Lo Stretto di Hormuz, crocevia cruciale per il passaggio di un terzo del petrolio mondiale, si sta trasformando in un campo minato politico. Teheran lancia un monito senza mezzi termini: chi rispetta le sanzioni americane contro l’Iran potrebbe incontrare seri problemi durante la traversata. Nel cuore del Golfo Persico, la tensione sale, e le rotte marittime si fanno sempre più insidiose.
La tensione resta alta su Hormuz
Il generale di brigata Mohammad Akrami Nia, una voce di peso nell’esercito iraniano, non ha lasciato spazio a fraintendimenti: un’aggressione contro l’Iran non resterà senza risposta. Ha avvertito che un eventuale attacco provocherebbe una reazione immediata e molto ampia, con potenziali focolai di guerra in tutta la regione.
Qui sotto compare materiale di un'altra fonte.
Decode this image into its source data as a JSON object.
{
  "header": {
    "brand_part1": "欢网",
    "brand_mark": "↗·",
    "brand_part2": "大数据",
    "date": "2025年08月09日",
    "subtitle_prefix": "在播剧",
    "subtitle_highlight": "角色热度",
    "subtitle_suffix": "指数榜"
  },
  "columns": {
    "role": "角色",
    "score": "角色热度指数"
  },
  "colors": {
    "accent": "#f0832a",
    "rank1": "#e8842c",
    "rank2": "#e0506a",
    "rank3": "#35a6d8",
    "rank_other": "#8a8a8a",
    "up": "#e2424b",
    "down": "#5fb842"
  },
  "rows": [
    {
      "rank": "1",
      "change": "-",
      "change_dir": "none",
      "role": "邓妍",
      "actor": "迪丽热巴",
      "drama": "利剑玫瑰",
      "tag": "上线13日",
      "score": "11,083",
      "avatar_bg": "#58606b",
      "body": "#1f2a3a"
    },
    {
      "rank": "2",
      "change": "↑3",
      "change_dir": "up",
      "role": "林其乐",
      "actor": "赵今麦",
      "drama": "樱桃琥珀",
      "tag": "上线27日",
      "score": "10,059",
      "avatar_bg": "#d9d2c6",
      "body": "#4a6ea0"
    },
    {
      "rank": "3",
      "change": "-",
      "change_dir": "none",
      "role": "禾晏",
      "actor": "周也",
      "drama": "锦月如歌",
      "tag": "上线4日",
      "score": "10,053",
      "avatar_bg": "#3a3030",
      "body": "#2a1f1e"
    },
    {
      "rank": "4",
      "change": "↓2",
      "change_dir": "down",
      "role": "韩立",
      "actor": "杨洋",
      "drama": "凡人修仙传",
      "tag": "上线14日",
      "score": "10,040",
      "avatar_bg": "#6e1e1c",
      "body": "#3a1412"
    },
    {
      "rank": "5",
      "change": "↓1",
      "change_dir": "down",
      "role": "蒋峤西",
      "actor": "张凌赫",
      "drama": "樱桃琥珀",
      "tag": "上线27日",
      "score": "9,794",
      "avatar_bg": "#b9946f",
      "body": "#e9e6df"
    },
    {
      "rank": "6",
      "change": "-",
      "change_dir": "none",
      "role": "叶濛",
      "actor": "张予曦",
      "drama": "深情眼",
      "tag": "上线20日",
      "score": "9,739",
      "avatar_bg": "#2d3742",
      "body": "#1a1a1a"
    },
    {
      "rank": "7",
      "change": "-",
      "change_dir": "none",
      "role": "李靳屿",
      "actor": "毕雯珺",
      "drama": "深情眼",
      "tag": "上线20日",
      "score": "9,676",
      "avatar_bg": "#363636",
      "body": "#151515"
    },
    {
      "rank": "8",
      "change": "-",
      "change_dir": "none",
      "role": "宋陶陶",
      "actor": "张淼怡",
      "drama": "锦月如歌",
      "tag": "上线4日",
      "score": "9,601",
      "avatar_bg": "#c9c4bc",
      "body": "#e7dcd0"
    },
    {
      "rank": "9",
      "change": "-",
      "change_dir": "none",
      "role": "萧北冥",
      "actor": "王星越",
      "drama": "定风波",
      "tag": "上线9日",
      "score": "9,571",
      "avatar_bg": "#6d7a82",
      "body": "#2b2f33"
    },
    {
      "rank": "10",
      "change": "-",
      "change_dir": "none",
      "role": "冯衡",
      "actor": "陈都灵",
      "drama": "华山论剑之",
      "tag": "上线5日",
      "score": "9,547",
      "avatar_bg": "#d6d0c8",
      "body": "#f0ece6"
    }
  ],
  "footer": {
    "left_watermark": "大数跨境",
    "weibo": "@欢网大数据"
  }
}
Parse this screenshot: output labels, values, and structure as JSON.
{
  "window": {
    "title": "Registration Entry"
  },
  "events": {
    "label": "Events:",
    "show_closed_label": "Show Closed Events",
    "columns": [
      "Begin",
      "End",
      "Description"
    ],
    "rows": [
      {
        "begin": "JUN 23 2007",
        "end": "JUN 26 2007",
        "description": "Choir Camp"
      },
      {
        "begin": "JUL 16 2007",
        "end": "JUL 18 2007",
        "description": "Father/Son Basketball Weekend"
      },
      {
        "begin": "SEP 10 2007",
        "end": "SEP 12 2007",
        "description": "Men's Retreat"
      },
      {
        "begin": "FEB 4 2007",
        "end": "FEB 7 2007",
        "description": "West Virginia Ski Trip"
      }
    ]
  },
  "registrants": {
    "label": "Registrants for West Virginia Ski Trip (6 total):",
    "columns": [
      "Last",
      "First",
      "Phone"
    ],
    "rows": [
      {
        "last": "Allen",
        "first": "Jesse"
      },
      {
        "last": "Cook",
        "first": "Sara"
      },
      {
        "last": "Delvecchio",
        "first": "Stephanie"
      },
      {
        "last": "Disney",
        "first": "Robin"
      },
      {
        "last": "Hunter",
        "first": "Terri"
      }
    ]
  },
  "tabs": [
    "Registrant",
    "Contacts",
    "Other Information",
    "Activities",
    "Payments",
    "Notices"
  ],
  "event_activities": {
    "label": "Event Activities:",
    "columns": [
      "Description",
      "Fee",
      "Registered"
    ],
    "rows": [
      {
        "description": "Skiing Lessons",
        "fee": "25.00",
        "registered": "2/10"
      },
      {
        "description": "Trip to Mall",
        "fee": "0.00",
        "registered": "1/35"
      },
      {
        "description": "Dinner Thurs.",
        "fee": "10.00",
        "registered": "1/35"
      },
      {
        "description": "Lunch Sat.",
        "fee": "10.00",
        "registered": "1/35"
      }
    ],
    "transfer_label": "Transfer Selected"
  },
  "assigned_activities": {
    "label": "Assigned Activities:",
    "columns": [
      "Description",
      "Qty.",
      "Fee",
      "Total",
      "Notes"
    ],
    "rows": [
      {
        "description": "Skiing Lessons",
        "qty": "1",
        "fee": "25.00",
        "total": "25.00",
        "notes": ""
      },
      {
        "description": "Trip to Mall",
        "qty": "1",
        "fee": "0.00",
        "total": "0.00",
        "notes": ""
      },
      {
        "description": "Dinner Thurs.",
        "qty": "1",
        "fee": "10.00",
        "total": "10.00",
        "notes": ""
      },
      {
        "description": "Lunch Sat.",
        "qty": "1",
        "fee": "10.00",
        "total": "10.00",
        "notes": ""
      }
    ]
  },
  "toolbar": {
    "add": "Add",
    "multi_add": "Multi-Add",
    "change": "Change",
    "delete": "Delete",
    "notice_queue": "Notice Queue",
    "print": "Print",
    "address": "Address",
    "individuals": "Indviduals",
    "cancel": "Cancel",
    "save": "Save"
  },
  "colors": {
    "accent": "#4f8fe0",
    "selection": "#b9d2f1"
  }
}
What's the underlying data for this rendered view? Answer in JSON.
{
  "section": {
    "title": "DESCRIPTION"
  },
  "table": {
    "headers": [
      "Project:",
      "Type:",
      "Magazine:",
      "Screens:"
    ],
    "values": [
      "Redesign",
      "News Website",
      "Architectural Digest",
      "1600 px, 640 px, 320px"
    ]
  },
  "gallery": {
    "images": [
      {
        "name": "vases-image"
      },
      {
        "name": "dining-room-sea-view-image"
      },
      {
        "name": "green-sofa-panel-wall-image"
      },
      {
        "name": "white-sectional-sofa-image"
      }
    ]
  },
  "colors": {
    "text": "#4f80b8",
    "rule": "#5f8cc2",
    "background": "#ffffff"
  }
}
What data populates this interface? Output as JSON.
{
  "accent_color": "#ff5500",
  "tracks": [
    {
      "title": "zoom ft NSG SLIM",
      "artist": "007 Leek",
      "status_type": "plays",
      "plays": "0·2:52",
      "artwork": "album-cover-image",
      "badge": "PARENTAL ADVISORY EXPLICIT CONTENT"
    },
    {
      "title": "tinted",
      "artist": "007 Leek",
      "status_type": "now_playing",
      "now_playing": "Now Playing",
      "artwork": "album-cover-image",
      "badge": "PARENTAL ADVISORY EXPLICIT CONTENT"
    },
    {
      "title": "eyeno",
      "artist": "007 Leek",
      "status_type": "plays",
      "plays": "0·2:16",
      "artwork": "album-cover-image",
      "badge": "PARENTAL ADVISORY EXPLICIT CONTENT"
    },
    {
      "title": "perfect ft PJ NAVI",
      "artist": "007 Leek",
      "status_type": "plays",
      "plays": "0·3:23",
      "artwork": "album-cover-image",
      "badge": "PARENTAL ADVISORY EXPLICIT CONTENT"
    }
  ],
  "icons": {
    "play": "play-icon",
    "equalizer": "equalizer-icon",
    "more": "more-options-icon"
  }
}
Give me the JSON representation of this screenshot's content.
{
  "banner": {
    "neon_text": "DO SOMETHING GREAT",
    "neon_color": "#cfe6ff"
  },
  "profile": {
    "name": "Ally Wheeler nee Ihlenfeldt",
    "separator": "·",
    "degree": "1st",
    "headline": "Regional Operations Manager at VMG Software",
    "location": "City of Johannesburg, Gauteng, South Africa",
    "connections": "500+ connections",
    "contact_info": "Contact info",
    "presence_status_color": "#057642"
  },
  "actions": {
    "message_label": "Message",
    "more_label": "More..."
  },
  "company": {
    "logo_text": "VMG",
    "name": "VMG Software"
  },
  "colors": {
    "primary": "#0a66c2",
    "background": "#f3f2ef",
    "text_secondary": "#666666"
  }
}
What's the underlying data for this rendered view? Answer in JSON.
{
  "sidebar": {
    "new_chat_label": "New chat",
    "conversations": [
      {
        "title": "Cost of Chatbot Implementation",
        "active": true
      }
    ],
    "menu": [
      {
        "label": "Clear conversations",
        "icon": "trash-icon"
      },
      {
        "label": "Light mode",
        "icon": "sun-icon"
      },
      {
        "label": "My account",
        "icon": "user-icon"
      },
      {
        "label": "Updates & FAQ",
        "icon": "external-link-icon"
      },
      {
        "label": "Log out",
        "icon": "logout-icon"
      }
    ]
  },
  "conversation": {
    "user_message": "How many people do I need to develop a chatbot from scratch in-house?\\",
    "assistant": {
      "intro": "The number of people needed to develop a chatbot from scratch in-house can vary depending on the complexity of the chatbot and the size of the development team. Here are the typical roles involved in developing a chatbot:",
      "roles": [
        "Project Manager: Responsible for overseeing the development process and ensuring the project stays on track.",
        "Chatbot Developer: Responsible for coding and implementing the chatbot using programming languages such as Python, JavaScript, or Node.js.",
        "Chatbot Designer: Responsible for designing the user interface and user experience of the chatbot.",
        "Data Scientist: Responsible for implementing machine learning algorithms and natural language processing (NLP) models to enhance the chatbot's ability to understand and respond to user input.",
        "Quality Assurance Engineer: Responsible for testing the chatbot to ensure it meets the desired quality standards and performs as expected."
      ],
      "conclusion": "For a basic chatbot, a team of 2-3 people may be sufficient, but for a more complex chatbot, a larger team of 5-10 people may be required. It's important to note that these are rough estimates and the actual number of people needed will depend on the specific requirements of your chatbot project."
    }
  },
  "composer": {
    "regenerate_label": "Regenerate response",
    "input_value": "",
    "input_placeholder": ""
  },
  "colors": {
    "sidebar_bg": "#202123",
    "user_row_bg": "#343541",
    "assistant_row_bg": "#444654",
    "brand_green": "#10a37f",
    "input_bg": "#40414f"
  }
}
Le sue parole, riprese dall’agenzia Irna, indicano come possibili obiettivi non solo le aree contese, ma anche i Paesi del Golfo che ospitano basi militari americane. “Abbiamo opzioni che sorprenderanno il nemico”, ha detto, lasciando intendere un arsenale pronto all’uso.
Anche la Marina del Corpo delle Guardie della Rivoluzione ha ribadito la ferma intenzione di rispondere con forza a ogni attacco contro le sue petroliere o navi mercantili. “Un attacco a queste unità porterà a pesanti ritorsioni contro le basi Usa e la flotta nella regione”, avvertono fonti militari iraniane. La forza aerospaziale delle Guardie ha confermato la piena prontezza dei suoi missili e droni, pronti a colpire al via libera.
Lo Stretto Di Hormuz, il tallone d’Achille per i Paesi sanzionatori
Nel suo intervento, il generale Akrami Nia ha lanciato un messaggio chiaro a chi si allinea alle sanzioni statunitensi: preparatevi a incontrare serie difficoltà nel passaggio dello Stretto di Hormuz. Questo stretto, cruciale per il commercio energetico mondiale, si conferma un terreno delicato dove la diplomazia e la forza si intrecciano.
Il generale ha anche sottolineato che finora nessun obiettivo degli avversari iraniani è stato raggiunto e che il sistema politico interno resta saldo nonostante le pressioni esterne. La forza e la stabilità del regime si confermano un ostacolo difficile da superare per chi punta a isolare Teheran o a farla cedere economicamente.
Le dichiarazioni, diffuse dall’agenzia Tasnim, mandano un segnale chiaro: l’Iran non intende arretrare. Ogni tentativo di danneggiare il Paese, sia sul piano economico che militare, sarà affrontato con decisione. Il passaggio nello Stretto di Hormuz non sarà più un passaggio scontato o tranquillo.
La situazione alimenta preoccupazioni in tutto il mondo: eventuali problemi nello Stretto potrebbero scatenare crisi ben più vaste, coinvolgendo non solo il Golfo ma l’intero scacchiere geopolitico globale, vista l’importanza strategica della zona per gli approvvigionamenti energetici.